Thursday, August 28, 2008

Japanese Stiltgrass

If you drive along the shady, back-roads of Bucks County you’ve seen Japanese stiltgrass. It is the green grass growing on the road sides. While it provides a pretty fringe to the roadway, this is a nasty invasive plant. One of my early encounters with it was when a naturalist at Bowman’s Hill Wildflower Preserve called about 20 years ago to ask me what could be done to control it. It was crowding out the dainty wild flowers.
Japanese Stilitgrass, Microstegium vimineum, is a summer annual grass that is native to Asia and was probably introduced to the U.S in the early 1900’s. It germinates in early spring and dies each fall when we have a killing frost, surviving only as seed.

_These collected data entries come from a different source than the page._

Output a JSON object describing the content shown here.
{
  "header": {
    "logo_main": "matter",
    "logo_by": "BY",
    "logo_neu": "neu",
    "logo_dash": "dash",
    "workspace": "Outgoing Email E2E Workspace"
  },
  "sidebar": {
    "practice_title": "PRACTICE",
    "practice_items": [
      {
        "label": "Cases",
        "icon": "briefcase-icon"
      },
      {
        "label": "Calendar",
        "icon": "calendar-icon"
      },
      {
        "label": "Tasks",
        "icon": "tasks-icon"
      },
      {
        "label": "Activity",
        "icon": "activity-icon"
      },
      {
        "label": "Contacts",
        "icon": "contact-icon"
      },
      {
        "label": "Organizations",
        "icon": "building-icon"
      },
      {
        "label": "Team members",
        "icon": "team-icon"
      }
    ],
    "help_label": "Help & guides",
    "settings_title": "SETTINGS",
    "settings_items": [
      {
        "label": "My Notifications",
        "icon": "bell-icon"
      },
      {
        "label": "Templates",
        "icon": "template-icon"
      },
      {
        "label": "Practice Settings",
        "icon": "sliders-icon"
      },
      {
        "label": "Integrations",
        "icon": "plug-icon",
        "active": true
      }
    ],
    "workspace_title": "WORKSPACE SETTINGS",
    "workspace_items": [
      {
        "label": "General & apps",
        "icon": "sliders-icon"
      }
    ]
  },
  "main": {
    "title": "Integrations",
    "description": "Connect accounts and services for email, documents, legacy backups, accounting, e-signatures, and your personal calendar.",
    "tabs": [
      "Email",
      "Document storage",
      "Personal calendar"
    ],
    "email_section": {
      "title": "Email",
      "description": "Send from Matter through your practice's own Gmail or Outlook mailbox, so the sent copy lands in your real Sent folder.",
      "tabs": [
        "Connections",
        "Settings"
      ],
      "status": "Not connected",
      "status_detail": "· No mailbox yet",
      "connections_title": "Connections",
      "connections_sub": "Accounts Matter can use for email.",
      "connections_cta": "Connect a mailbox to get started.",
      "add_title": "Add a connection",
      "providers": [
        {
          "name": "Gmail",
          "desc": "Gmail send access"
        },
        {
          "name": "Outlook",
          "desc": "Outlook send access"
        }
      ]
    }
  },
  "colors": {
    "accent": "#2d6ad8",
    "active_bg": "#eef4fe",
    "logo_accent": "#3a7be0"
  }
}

Stiltgrass has a lot in common with crabgrass. Same life cycle. In fact, most of the controls used for crabgrass, chemical and non-chemical, work for stiltgrass. Stilt grass appears to be much more shade tolerant than crabgrass which is why it creeps in corm those shady areas and into garden beds and lawns.
Establishing dense, competitive turf is the answer where stiltgrass threatens lawns. . Use a shade tolerant grass species such as fine fescue in shady areas and fertilize to keep it dense. Apply a pre-emerge crabgrass control product in early April to prevent stilt grass germination. In landscape beds, preemerge herbicides will do the trick or you can simply pull and mow it all season.
Unfortunately, in unmanaged areas it will continue to dominate those fringe spaces, crowding out other plants.